Some Slavists believe that a separate, now extinct, branch of North Slavic languages once existed, different from both East and West Slavic. The dialect formerly spoken in the vicinity of Novgorod (the so-called Old Novgorod dialect) contains several Proto-Slavic archaisms that did not survive in any other Slavic language, and can in their opinion be considered a remnant of an ancient North Slavic branch.

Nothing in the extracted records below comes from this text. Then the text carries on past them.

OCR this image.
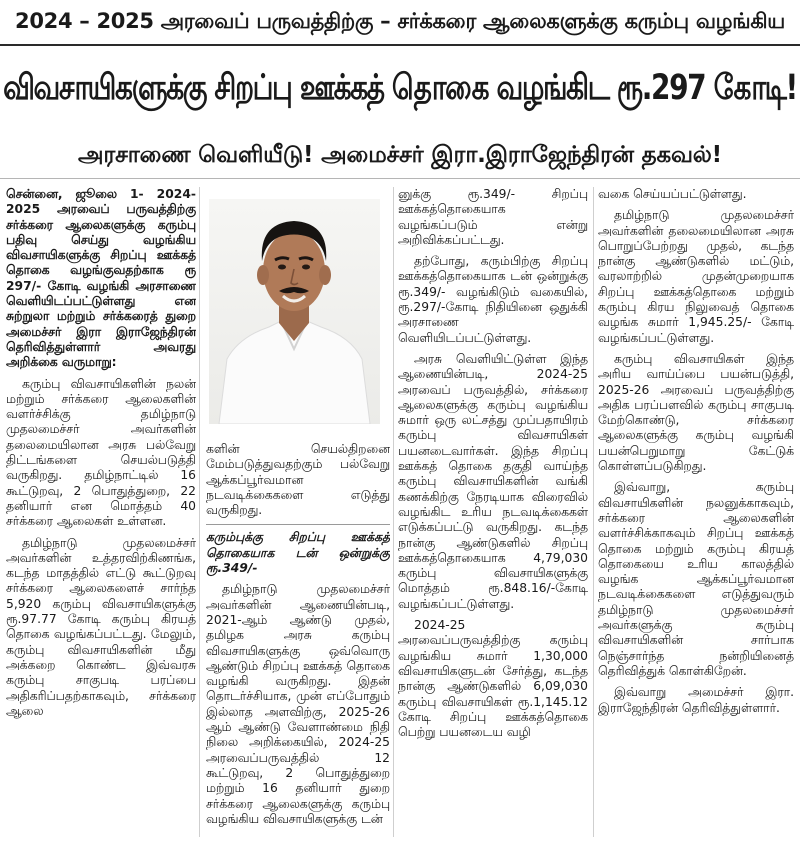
2024 – 2025 அரவைப் பருவத்திற்கு – சர்க்கரை ஆலைகளுக்கு கரும்பு வழங்கிய
விவசாயிகளுக்கு சிறப்பு ஊக்கத் தொகை வழங்கிட ரூ.297 கோடி!
அரசாணை வெளியீடு! அமைச்சர் இரா.இராஜேந்திரன் தகவல்!

சென்னை, ஜூலை 1- 2024-2025 அரவைப் பருவத்திற்கு சர்க்கரை ஆலைகளுக்கு கரும்பு பதிவு செய்து வழங்கிய விவசாயிகளுக்கு சிறப்பு ஊக்கத் தொகை வழங்குவதற்காக ரூ 297/- கோடி வழங்கி அரசாணை வெளியிடப்பட்டுள்ளது என சுற்றுலா மற்றும் சர்க்கரைத் துறை அமைச்சர் இரா இராஜேந்திரன் தெரிவித்துள்ளார் அவரது அறிக்கை வருமாறு:

கரும்பு விவசாயிகளின் நலன் மற்றும் சர்க்கரை ஆலைகளின் வளர்ச்சிக்கு தமிழ்நாடு முதலமைச்சர் அவர்களின் தலைமையிலான அரசு பல்வேறு திட்டங்களை செயல்படுத்தி வருகிறது. தமிழ்நாட்டில் 16 கூட்டுறவு, 2 பொதுத்துறை, 22 தனியார் என மொத்தம் 40 சர்க்கரை ஆலைகள் உள்ளன.

தமிழ்நாடு முதலமைச்சர் அவர்களின் உத்தரவிற்கிணங்க, கடந்த மாதத்தில் எட்டு கூட்டுறவு சர்க்கரை ஆலைகளைச் சார்ந்த 5,920 கரும்பு விவசாயிகளுக்கு ரூ.97.77 கோடி கரும்பு கிரயத் தொகை வழங்கப்பட்டது. மேலும், கரும்பு விவசாயிகளின் மீது அக்கறை கொண்ட இவ்வரசு கரும்பு சாகுபடி பரப்பை அதிகரிப்பதற்காகவும், சர்க்கரை ஆலை

களின் செயல்திறனை மேம்படுத்துவதற்கும் பல்வேறு ஆக்கப்பூர்வமான நடவடிக்கைகளை எடுத்து வருகிறது.

கரும்புக்கு சிறப்பு ஊக்கத் தொகையாக டன் ஒன்றுக்கு ரூ.349/-

தமிழ்நாடு முதலமைச்சர் அவர்களின் ஆணையின்படி, 2021-ஆம் ஆண்டு முதல், தமிழக அரசு கரும்பு விவசாயிகளுக்கு ஒவ்வொரு ஆண்டும் சிறப்பு ஊக்கத் தொகை வழங்கி வருகிறது. இதன் தொடர்ச்சியாக, முன் எப்போதும் இல்லாத அளவிற்கு, 2025-26 ஆம் ஆண்டு வேளாண்மை நிதி நிலை அறிக்கையில், 2024-25 அரவைப்பருவத்தில் 12 கூட்டுறவு, 2 பொதுத்துறை மற்றும் 16 தனியார் துறை சர்க்கரை ஆலைகளுக்கு கரும்பு வழங்கிய விவசாயிகளுக்கு டன்

னுக்கு ரூ.349/- சிறப்பு ஊக்கத்தொகையாக வழங்கப்படும் என்று அறிவிக்கப்பட்டது.

தற்போது, கரும்பிற்கு சிறப்பு ஊக்கத்தொகையாக டன் ஒன்றுக்கு ரூ.349/- வழங்கிடும் வகையில், ரூ.297/-கோடி நிதியினை ஒதுக்கி அரசாணை வெளியிடப்பட்டுள்ளது.

அரசு வெளியிட்டுள்ள இந்த ஆணையின்படி, 2024-25 அரவைப் பருவத்தில், சர்க்கரை ஆலைகளுக்கு கரும்பு வழங்கிய சுமார் ஒரு லட்சத்து முப்பதாயிரம் கரும்பு விவசாயிகள் பயனடைவார்கள். இந்த சிறப்பு ஊக்கத் தொகை தகுதி வாய்ந்த கரும்பு விவசாயிகளின் வங்கி கணக்கிற்கு நேரடியாக விரைவில் வழங்கிட உரிய நடவடிக்கைகள் எடுக்கப்பட்டு வருகிறது. கடந்த நான்கு ஆண்டுகளில் சிறப்பு ஊக்கத்தொகையாக 4,79,030 கரும்பு விவசாயிகளுக்கு மொத்தம் ரூ.848.16/-கோடி வழங்கப்பட்டுள்ளது.

2024-25 அரவைப்பருவத்திற்கு கரும்பு வழங்கிய சுமார் 1,30,000 விவசாயிகளுடன் சேர்த்து, கடந்த நான்கு ஆண்டுகளில் 6,09,030 கரும்பு விவசாயிகள் ரூ.1,145.12 கோடி சிறப்பு ஊக்கத்தொகை பெற்று பயனடைய வழி

வகை செய்யப்பட்டுள்ளது.

தமிழ்நாடு முதலமைச்சர் அவர்களின் தலைமையிலான அரசு பொறுப்பேற்றது முதல், கடந்த நான்கு ஆண்டுகளில் மட்டும், வரலாற்றில் முதன்முறையாக சிறப்பு ஊக்கத்தொகை மற்றும் கரும்பு கிரய நிலுவைத் தொகை வழங்க சுமார் 1,945.25/- கோடி வழங்கப்பட்டுள்ளது.

கரும்பு விவசாயிகள் இந்த அரிய வாய்ப்பை பயன்படுத்தி, 2025-26 அரவைப் பருவத்திற்கு அதிக பரப்பளவில் கரும்பு சாகுபடி மேற்கொண்டு, சர்க்கரை ஆலைகளுக்கு கரும்பு வழங்கி பயன்பெறுமாறு கேட்டுக் கொள்ளப்படுகிறது.

இவ்வாறு, கரும்பு விவசாயிகளின் நலனுக்காகவும், சர்க்கரை ஆலைகளின் வளர்ச்சிக்காகவும் சிறப்பு ஊக்கத் தொகை மற்றும் கரும்பு கிரயத் தொகையை உரிய காலத்தில் வழங்க ஆக்கப்பூர்வமான நடவடிக்கைகளை எடுத்துவரும் தமிழ்நாடு முதலமைச்சர் அவர்களுக்கு கரும்பு விவசாயிகளின் சார்பாக நெஞ்சார்ந்த நன்றியினைத் தெரிவித்துக் கொள்கிறேன்.

இவ்வாறு அமைச்சர் இரா. இராஜேந்திரன் தெரிவித்துள்ளார்.
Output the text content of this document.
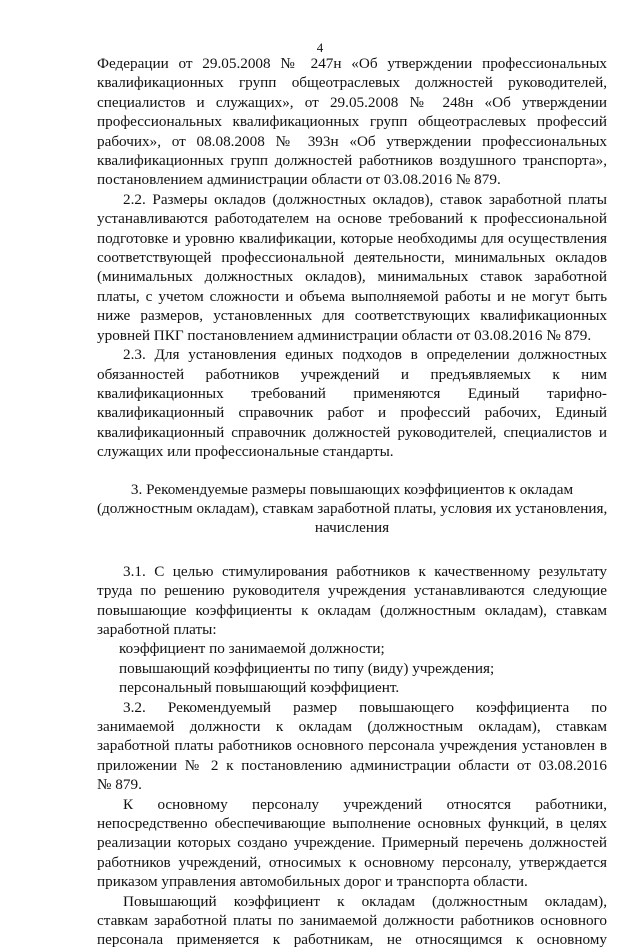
4
Федерации от 29.05.2008 № 247н «Об утверждении профессиональных
квалификационных групп общеотраслевых должностей руководителей,
специалистов и служащих», от 29.05.2008 № 248н «Об утверждении
профессиональных квалификационных групп общеотраслевых профессий
рабочих», от 08.08.2008 № 393н «Об утверждении профессиональных
квалификационных групп должностей работников воздушного транспорта»,
постановлением администрации области от 03.08.2016 № 879.
2.2. Размеры окладов (должностных окладов), ставок заработной платы
устанавливаются работодателем на основе требований к профессиональной
подготовке и уровню квалификации, которые необходимы для осуществления
соответствующей профессиональной деятельности, минимальных окладов
(минимальных должностных окладов), минимальных ставок заработной
платы, с учетом сложности и объема выполняемой работы и не могут быть
ниже размеров, установленных для соответствующих квалификационных
уровней ПКГ постановлением администрации области от 03.08.2016 № 879.
2.3. Для установления единых подходов в определении должностных
обязанностей работников учреждений и предъявляемых к ним
квалификационных требований применяются Единый тарифно-
квалификационный справочник работ и профессий рабочих, Единый
квалификационный справочник должностей руководителей, специалистов и
служащих или профессиональные стандарты.
3. Рекомендуемые размеры повышающих коэффициентов к окладам
(должностным окладам), ставкам заработной платы, условия их установления,
начисления
3.1. С целью стимулирования работников к качественному результату
труда по решению руководителя учреждения устанавливаются следующие
повышающие коэффициенты к окладам (должностным окладам), ставкам
заработной платы:
коэффициент по занимаемой должности;
повышающий коэффициенты по типу (виду) учреждения;
персональный повышающий коэффициент.
3.2. Рекомендуемый размер повышающего коэффициента по
занимаемой должности к окладам (должностным окладам), ставкам
заработной платы работников основного персонала учреждения установлен в
приложении № 2 к постановлению администрации области от 03.08.2016
№ 879.
К основному персоналу учреждений относятся работники,
непосредственно обеспечивающие выполнение основных функций, в целях
реализации которых создано учреждение. Примерный перечень должностей
работников учреждений, относимых к основному персоналу, утверждается
приказом управления автомобильных дорог и транспорта области.
Повышающий коэффициент к окладам (должностным окладам),
ставкам заработной платы по занимаемой должности работников основного
персонала применяется к работникам, не относящимся к основному
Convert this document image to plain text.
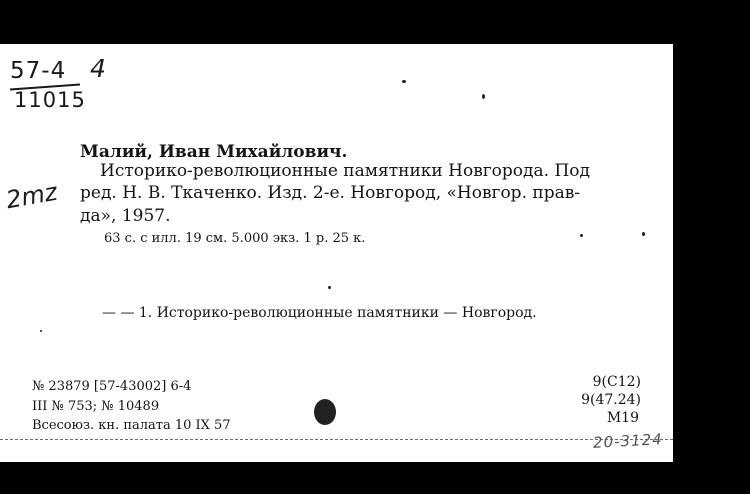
57-4 4
11015
2mz
Малий, Иван Михайлович.
Историко-революционные памятники Новгорода. Под
ред. Н. В. Ткаченко. Изд. 2-е. Новгород, «Новгор. прав-
да», 1957.
63 с. с илл. 19 см. 5.000 экз. 1 р. 25 к.
— — 1. Историко-революционные памятники — Новгород.
№ 23879 [57-43002] 6-4
III № 753; № 10489
Всесоюз. кн. палата 10 IX 57
9(С12)
9(47.24)
М19
20-3124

There is also a group of about ten artistic languages forming a fictional North Slavic branch of the Slavic languages. The authors of these languages were inspired by the existence of West, East and South Slavic languages and the absence of a (known) North Slavic group. Most of these languages therefore have an experimental character; they suppose a certain influence of the Germanic, the Finno-Ugric and/or the Baltic languages. Despite the fact that the creators of these languages have worked independently from each other and in different time frames, these languages have several elements in common. The best-known examples of constructed North Slavic languages are Sevorian (Sievrøsku), Nassian (Nassika), Seversk, Slavëni, Vozgian and Novegradian.